Monday, February 15, 2010

Don't Quit Your Day Job...until June

Despite this down economy, over the next few months, choruses of "I quits!" will be heard in restaurants, bars, and offices from California to New York.

The reason?  Two words:  Pilot season.

It's the time of year when swarms of actors - aspiring and established - descend upon LaLa Land to audition for the shows that are in broadcast network contention to beam into your homes come Fall.  And as news of casting decisions trickle in, thespians thrilled to bid au revoir to less than desirable non-acting positions, will eagerly run far and fast from the shackles of job security into the open arms of The Big Break.

This traditionally January to April period is the busiest and most anticipated time of year in the television business.  And it's also the most nerve-wracking for anyone on the creative side, whose career fates are in the hands of the network executives deciding what will be a go and what will be a no-show.

The Museum of Broadcast Communications estimates that in the months leading up to pilot season, for a given network, approximately 300 shows are pitched, 50 are commissioned for scripts, and then a fraction of those will be moved into development.

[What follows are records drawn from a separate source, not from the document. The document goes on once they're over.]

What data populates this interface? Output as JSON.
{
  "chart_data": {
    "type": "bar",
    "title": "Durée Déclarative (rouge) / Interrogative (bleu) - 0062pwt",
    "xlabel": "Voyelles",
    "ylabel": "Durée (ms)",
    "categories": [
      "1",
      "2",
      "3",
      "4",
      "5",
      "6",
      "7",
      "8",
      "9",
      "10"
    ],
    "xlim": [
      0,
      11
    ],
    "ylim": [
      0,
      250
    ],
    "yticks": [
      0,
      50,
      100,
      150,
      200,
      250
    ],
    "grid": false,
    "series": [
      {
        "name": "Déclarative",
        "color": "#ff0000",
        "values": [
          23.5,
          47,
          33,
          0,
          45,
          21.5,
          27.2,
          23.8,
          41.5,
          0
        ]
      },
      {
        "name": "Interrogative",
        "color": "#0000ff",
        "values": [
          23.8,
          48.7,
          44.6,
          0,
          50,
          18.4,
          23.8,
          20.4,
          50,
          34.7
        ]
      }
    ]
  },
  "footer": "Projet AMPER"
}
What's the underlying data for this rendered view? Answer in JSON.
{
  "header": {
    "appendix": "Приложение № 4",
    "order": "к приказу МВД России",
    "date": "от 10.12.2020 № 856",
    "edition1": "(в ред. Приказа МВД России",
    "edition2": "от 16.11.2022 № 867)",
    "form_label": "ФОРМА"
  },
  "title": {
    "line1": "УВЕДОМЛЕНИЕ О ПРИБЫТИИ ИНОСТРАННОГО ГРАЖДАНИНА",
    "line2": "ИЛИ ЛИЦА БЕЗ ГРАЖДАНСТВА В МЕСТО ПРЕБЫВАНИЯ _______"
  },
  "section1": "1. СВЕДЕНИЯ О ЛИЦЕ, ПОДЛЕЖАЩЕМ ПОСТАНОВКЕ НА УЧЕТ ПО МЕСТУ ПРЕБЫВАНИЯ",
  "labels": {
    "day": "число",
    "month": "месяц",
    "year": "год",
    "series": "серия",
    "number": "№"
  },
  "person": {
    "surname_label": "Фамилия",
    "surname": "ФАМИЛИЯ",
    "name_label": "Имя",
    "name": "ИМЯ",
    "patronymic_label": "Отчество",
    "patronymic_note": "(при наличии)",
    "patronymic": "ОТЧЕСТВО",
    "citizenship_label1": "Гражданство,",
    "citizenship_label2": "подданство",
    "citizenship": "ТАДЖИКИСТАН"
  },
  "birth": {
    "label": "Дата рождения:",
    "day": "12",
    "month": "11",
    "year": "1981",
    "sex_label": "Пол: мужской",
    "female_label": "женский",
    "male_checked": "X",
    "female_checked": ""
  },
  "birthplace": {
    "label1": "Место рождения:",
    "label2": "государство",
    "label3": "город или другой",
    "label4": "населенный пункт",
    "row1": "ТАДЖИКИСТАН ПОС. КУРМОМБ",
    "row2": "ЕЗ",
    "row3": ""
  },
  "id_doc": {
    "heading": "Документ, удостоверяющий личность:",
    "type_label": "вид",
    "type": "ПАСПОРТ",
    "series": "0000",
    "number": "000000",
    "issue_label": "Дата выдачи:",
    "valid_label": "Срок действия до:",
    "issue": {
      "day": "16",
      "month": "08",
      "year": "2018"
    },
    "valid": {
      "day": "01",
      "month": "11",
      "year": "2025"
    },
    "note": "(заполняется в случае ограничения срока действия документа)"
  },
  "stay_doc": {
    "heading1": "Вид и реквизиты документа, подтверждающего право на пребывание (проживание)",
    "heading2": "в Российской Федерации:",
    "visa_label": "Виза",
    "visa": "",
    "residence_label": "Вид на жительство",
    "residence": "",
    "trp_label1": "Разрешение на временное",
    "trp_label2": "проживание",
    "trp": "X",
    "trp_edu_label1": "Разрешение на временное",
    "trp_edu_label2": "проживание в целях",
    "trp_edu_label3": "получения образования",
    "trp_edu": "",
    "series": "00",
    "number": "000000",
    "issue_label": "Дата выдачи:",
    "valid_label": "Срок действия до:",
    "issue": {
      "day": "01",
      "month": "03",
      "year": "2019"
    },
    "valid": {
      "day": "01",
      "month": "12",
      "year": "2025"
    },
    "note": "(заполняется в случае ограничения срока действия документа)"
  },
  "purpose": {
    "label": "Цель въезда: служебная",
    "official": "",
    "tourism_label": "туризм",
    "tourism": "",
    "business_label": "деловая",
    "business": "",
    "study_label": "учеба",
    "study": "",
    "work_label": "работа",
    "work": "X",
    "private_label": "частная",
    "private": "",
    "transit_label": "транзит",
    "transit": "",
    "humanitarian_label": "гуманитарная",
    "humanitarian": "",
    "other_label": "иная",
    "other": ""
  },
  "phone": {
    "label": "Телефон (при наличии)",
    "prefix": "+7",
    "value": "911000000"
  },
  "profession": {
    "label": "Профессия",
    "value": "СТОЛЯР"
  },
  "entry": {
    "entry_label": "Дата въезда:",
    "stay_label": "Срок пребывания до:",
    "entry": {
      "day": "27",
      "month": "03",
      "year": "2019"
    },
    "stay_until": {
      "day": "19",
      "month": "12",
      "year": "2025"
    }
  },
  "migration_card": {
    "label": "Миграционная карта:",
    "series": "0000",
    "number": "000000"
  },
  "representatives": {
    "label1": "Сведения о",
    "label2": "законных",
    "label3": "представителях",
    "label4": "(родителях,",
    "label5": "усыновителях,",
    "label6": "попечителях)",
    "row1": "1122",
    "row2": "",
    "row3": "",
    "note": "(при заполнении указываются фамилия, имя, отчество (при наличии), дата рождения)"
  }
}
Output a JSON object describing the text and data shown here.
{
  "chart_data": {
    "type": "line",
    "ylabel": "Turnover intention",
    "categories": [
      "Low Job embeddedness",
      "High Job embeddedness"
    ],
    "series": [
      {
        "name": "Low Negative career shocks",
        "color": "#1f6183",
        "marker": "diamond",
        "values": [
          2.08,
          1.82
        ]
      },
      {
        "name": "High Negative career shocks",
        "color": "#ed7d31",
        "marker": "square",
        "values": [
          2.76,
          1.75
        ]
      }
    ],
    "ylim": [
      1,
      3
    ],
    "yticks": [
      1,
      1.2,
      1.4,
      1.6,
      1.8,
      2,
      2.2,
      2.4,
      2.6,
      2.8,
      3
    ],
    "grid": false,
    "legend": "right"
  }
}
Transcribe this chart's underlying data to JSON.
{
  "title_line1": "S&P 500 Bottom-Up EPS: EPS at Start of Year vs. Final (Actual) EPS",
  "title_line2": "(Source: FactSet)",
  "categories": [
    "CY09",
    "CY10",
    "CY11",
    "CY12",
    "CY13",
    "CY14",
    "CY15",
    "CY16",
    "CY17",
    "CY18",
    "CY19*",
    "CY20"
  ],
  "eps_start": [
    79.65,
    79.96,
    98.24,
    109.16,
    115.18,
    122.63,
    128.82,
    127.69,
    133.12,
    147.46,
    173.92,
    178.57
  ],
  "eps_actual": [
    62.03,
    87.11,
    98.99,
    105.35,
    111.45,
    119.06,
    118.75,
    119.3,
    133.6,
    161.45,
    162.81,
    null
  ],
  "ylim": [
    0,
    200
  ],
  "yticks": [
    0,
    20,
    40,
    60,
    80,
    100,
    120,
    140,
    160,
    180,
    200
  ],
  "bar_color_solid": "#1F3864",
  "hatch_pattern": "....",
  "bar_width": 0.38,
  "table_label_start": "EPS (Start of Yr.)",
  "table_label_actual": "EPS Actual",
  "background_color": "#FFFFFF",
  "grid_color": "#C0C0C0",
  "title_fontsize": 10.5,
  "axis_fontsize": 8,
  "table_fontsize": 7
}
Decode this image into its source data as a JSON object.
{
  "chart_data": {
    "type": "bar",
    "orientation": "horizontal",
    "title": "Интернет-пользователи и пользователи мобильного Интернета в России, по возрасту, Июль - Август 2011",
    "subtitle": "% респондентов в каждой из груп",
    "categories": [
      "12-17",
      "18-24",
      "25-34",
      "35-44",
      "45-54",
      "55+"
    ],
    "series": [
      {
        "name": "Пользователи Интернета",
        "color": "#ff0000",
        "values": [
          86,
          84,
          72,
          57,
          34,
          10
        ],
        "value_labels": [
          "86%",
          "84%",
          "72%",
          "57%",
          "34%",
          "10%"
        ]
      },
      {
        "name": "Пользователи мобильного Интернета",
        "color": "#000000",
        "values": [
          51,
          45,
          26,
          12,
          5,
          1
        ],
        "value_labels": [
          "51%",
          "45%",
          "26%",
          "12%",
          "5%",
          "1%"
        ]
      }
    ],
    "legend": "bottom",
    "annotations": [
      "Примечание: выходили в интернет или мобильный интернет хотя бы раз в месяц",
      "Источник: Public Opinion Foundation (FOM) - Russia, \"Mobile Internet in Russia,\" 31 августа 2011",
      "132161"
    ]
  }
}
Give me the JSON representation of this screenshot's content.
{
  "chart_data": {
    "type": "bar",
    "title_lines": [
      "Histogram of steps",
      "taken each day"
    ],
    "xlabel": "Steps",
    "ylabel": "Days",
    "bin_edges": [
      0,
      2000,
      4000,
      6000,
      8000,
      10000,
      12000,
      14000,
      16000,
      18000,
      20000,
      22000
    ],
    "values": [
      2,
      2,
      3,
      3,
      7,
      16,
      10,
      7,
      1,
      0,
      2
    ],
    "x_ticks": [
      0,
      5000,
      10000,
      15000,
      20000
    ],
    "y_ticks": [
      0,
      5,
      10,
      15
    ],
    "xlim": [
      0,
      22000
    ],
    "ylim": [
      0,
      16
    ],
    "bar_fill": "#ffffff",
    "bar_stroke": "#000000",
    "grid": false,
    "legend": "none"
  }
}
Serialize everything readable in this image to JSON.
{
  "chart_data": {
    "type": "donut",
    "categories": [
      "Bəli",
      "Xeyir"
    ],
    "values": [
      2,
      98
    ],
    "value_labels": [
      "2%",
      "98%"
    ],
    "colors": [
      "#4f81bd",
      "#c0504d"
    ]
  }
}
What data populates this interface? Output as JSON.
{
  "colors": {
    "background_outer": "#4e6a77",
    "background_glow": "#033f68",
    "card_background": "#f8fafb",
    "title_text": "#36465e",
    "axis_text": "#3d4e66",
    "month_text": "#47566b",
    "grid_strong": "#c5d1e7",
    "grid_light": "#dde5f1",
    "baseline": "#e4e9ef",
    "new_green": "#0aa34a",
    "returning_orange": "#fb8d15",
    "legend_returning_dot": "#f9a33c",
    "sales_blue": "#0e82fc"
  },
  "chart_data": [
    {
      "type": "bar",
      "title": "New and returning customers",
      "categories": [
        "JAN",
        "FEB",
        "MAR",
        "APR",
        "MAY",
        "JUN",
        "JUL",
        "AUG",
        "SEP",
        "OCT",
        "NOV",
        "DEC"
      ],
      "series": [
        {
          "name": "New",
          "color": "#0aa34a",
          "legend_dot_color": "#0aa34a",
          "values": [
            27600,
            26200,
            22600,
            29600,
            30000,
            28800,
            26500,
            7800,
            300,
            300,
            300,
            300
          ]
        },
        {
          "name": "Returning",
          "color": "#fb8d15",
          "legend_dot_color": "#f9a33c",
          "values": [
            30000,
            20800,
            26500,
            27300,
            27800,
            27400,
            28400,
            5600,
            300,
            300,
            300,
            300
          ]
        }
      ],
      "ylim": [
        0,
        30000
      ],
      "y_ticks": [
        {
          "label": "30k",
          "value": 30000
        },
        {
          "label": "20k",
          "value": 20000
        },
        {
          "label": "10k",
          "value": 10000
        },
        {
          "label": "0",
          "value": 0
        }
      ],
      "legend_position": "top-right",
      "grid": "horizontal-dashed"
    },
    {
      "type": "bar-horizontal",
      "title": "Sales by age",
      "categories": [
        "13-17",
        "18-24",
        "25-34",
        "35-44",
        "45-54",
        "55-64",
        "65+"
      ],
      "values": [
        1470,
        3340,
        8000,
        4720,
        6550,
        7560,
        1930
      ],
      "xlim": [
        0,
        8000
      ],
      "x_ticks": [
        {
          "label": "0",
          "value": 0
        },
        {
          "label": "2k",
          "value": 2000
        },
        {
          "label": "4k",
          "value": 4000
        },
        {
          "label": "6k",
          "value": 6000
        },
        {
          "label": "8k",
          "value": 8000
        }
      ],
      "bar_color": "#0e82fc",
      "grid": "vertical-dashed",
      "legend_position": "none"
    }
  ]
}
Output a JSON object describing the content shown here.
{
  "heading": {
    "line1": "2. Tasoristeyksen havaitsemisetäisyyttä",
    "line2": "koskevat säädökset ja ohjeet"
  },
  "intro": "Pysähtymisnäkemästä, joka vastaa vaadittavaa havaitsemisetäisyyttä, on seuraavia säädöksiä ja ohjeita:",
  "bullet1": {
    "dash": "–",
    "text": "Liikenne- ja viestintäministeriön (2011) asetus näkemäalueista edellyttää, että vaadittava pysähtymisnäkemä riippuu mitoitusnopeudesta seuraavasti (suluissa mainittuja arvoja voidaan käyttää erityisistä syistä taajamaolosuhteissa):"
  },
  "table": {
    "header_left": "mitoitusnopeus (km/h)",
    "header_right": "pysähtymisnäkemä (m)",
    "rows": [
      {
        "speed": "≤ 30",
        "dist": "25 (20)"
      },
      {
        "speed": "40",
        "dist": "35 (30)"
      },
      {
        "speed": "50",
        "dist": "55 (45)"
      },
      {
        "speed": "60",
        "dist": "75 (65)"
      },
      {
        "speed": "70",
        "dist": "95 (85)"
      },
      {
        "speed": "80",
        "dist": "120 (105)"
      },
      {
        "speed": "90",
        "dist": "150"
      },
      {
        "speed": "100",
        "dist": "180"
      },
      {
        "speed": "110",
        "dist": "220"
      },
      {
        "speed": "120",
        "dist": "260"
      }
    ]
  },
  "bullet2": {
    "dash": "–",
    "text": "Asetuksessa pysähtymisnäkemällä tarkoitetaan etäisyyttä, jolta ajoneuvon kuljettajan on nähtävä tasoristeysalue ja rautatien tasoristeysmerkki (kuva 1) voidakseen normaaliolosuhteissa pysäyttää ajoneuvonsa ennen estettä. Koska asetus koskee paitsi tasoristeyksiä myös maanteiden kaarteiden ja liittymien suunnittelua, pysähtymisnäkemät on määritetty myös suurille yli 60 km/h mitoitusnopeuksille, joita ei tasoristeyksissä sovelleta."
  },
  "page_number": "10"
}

Consider the stats for ABC's 2009/2010 season:  According to TheFutonCritic.com's annual "DevWatch" list, ABC (often referred to as "The Alphabet" in the trades) had 34 shows in development of which 21 received a pilot order, meaning they are cast and filmed for consideration by the aforementioned network "suits."

Of those, just 8 were "picked up" to be added to the upcoming season's programming lineup:  The Middle, Cougar Town, Happy Town, The Deep End, Flash Forward, The Forgotten, V, and Modern Family.

Those odds make it easy to see why booking a pilot isn't exactly a license to sell the farm.

Interestingly enough, neither is getting the news that you're pilot's been "picked-up."

"This really ominous thing happens," says actress Nadia Dajani, "The pickups happen in the middle of May, but they have until the middle of June to pick up your contract.  And that's called Firing Season. I know many actors that have celebrated and done all the press for the upfronts in New York and they got fired four weeks later and replaced."

As it turns out, actors should probably hold off on the cartwheels and job-quitting when news of a mid-May "pick-up" rolls in.  And hang on to the farm, you might need something to fall back on in case the back-nine order fails to come through.